No meu universo de fantasias, meu grelo é o centro do cosmo!
Um pedacinho de carne arbitrário e volúvel, que não tolera a força bruta.
Ele requer movimentos suaves, significativos e cuidadosos.
Adora de ser provocado.
Gosta de sentir um suave deslizar ao seu redor, com precisão cirúrgica.

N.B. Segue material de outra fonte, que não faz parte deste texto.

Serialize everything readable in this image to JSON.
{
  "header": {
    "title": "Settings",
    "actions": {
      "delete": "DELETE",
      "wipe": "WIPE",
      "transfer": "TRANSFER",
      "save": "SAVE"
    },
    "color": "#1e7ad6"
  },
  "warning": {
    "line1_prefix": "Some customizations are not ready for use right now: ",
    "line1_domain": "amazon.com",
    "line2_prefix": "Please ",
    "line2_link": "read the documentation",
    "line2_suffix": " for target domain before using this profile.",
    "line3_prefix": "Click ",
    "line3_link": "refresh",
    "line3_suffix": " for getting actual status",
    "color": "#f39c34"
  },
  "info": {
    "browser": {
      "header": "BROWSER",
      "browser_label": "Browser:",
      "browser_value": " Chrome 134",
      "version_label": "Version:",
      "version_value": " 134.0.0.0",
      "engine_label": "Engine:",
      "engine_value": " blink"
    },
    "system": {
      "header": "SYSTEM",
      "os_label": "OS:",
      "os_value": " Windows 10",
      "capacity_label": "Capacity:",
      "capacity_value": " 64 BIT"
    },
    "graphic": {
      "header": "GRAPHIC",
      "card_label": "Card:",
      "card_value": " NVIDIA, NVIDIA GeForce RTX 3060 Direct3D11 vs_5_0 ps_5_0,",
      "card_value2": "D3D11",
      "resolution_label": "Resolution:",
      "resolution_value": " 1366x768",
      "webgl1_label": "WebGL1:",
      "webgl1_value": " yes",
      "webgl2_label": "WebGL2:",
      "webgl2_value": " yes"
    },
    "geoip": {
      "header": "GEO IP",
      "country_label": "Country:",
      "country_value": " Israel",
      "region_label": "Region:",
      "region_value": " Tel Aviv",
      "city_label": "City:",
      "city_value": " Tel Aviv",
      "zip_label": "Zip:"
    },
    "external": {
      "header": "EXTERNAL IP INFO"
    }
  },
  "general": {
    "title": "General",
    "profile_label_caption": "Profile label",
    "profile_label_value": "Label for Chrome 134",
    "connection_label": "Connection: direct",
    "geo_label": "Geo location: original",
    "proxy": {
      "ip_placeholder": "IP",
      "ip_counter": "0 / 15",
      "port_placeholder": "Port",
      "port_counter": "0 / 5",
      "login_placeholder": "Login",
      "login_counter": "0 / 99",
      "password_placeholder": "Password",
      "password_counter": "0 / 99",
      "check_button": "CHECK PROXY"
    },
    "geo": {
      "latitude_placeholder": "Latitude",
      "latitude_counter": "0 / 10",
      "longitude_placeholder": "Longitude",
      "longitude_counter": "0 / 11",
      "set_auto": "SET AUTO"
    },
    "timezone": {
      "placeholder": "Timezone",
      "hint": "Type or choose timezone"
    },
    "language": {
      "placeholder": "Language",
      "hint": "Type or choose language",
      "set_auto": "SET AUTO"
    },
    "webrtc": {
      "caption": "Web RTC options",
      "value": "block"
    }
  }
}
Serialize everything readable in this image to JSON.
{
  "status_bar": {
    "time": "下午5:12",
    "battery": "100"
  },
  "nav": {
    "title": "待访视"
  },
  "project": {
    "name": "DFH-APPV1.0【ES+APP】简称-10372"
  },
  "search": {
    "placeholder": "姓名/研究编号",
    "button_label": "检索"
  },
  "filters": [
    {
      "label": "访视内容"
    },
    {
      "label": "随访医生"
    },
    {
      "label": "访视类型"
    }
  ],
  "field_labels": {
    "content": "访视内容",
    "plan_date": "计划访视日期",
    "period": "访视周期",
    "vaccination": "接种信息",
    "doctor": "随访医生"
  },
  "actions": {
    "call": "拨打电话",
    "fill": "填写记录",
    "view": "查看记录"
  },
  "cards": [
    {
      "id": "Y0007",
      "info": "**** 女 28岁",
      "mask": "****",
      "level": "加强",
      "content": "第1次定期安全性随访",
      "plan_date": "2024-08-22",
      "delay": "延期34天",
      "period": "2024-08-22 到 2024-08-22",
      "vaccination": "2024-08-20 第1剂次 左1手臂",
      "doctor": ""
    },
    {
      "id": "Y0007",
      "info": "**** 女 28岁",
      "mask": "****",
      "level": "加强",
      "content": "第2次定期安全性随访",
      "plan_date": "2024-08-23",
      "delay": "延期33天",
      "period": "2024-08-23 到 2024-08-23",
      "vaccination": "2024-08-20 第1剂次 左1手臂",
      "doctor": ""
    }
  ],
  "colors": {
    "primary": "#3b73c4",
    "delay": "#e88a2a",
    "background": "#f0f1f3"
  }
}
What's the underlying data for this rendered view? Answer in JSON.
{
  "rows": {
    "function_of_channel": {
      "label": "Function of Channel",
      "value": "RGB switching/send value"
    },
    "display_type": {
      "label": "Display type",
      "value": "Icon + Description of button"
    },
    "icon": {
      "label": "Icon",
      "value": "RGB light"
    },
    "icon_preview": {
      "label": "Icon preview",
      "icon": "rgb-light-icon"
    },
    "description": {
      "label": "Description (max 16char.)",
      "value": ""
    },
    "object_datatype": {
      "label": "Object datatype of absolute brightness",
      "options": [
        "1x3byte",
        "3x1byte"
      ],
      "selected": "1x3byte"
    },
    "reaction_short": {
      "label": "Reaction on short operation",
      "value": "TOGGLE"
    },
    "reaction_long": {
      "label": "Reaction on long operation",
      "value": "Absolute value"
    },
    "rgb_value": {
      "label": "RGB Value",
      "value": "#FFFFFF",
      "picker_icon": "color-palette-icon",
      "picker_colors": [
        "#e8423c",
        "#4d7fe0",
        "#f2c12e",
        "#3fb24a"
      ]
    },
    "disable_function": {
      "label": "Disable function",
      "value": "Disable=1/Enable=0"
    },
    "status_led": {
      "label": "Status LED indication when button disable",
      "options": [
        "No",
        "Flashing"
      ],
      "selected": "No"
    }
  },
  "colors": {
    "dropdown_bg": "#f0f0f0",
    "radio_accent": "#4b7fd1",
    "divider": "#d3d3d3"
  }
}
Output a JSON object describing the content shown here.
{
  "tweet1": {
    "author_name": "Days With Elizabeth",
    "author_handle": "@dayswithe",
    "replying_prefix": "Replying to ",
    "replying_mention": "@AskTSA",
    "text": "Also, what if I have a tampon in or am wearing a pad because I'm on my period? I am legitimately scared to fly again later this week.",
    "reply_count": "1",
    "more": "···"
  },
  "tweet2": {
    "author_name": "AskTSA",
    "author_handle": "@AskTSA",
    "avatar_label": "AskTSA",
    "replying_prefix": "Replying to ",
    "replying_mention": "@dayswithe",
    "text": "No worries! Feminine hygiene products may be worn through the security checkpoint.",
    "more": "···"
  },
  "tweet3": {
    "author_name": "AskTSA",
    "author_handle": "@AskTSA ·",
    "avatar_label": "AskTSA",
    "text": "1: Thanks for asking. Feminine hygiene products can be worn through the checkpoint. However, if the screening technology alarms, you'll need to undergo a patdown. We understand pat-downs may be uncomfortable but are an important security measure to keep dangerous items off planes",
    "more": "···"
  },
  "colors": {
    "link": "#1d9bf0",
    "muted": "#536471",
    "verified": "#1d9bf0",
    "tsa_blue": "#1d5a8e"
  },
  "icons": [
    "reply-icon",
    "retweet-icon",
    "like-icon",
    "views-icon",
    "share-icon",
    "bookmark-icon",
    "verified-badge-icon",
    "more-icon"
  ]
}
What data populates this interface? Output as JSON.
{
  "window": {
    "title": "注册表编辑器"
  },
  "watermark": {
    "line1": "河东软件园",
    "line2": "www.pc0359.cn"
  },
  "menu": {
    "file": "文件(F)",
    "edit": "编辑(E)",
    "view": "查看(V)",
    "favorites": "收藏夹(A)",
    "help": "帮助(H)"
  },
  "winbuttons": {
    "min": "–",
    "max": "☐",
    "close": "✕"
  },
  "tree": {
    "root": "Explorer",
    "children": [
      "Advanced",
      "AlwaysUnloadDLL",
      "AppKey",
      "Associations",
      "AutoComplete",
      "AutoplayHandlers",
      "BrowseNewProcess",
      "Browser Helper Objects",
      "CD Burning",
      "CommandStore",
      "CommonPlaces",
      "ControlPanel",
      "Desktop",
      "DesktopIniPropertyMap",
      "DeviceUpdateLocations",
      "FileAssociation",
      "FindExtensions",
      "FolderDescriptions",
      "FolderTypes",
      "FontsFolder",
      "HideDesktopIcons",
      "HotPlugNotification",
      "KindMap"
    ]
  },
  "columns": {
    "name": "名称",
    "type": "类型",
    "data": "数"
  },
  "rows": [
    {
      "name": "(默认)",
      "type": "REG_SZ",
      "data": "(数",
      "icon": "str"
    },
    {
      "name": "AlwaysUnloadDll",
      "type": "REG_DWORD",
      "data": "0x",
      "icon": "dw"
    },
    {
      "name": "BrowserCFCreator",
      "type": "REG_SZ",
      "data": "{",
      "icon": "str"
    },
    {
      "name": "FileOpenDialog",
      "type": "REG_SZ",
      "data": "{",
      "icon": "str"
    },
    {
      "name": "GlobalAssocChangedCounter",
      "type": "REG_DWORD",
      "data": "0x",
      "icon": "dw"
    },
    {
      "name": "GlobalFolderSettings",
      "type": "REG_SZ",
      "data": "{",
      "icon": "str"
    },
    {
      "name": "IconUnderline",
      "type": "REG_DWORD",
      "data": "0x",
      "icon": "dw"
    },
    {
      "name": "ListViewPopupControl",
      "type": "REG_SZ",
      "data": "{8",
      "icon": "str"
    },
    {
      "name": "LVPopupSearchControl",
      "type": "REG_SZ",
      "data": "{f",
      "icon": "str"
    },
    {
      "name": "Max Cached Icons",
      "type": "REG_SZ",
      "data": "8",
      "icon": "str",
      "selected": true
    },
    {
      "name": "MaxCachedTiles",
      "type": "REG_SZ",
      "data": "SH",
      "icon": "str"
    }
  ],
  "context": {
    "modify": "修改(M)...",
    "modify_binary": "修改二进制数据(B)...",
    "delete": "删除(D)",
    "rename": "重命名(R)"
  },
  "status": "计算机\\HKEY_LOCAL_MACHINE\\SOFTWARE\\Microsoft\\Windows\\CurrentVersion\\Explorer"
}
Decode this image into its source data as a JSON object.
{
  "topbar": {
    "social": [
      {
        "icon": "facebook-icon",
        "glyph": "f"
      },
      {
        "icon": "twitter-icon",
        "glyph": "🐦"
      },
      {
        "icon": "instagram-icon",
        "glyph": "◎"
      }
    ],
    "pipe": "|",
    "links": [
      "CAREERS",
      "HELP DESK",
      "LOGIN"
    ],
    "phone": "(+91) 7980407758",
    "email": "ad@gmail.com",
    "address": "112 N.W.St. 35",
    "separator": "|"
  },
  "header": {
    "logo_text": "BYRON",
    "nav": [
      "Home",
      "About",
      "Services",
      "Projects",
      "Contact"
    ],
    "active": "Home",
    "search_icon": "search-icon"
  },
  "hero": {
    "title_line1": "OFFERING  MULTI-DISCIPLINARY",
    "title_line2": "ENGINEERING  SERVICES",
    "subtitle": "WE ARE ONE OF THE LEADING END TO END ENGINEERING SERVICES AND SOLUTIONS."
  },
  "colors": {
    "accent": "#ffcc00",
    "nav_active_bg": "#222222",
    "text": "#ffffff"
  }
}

Meu grelo estremece por antecipação, quando a atenção volta-se aos seus arredores.
Ele adora uma carícia e uma delicada pressão da ponta de um dedo.
É surpreendente, mas ele gosta de gelo também ou de um leve calor, que lhe altere a circulação e o deixe repleto de sangue!
Ah sim, meu grelo, também chamado de clitóris, se entumece e fica durinho, ruborizado e sensível, quando lhe sobrevém os efeitos do tesão.
Ao meu clitóris, vulgarmente conhecido por grelo, não lhe importa tamanhos, diâmetros e lhe é irrelevante um cacete, esse ele dispensa, deixa-o a disposição da minha vagina!
Do que ele precisa e do que ele gosta?
Ah... Uma boca molhada e gostosa e de uma língua muito safada!
No meu universo de fantasias, meu grelo é o centro do cosmo! A partícula primordial com a energia capaz de me resultar um Big Bang!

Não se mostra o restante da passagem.